Steroids for rheumatoid arthritis
Steroids (sometimes called corticosteroids) have a very powerful effect in reducing inflammation and although they don't cure the condition they will suppress it. They can be given a injections into a joint, a vein or a muscle, or as tablets, and are not the same as the steroids sometimes used by athletes.
Steroids are often given as a short-term treatment:
- to ease symptoms while slower-acting DMARDs start to take effect
- to deal with flare-ups of symptoms which can sometimes occur even when your disease is generally well controlled.

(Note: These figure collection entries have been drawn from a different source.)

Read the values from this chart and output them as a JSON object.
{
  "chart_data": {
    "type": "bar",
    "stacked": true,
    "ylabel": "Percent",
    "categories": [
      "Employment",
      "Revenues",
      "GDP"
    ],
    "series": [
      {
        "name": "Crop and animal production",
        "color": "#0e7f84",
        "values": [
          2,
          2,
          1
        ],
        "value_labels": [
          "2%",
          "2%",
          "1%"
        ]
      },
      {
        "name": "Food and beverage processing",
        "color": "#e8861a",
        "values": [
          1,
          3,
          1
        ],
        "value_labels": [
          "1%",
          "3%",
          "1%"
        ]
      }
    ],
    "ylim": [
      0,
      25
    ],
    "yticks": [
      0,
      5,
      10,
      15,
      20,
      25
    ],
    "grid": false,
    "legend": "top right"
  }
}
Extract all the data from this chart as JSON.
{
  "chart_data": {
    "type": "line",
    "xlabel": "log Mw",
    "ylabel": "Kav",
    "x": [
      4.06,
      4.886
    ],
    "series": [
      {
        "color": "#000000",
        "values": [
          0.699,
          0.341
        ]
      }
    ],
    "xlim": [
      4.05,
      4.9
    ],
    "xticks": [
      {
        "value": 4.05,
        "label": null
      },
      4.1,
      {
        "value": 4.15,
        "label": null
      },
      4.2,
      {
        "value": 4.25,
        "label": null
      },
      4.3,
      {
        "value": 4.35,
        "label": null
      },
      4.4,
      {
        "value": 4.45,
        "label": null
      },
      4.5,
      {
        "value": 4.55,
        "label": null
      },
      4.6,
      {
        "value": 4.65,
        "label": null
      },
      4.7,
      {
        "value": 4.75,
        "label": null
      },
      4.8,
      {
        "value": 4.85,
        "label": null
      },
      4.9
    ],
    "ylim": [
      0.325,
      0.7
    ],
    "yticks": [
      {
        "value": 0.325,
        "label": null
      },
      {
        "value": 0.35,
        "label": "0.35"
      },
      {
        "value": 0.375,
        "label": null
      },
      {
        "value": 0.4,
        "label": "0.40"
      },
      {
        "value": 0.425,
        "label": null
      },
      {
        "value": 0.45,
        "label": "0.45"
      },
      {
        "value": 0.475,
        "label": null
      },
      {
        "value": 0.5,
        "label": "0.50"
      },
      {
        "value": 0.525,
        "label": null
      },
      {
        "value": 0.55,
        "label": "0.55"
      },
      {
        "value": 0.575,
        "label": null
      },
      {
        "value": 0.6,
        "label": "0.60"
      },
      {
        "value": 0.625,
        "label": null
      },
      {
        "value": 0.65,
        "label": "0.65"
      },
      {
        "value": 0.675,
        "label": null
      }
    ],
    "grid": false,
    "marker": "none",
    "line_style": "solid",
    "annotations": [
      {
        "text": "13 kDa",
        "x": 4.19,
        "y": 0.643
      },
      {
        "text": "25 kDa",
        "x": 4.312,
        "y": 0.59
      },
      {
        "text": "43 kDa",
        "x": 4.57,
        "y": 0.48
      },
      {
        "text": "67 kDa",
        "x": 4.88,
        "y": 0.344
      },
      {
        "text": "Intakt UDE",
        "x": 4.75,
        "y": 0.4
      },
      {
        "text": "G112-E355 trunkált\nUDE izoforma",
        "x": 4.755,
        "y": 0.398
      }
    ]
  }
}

Steroid injections have few side-effects but they may include:
- thinning and other changes in the skin at the site of the injection (atrophy)
- facial flushing
- interference with the menstrual cycle
- changes in mood.
The side-effects of steroid tablets can also include:
- weight gain
- thinning of the bones (osteoporosis)
- muscle weakness
- a rise in blood sugar or blood pressure
- increased vulnerability to infections.
Doses of steroid tablets are kept as low as possible to keep the risk of side-effects to a minimum. Your doctor may also advise that you take calcium and vitamin D supplements or drugs calledbisphosphonates alongside the steroids to help protect your bones against osteoporosis.
You shouldn't stop taking your steroid tablets or alter the dose unless your doctor recommends it. It can be dangerous to stop steroids suddenly.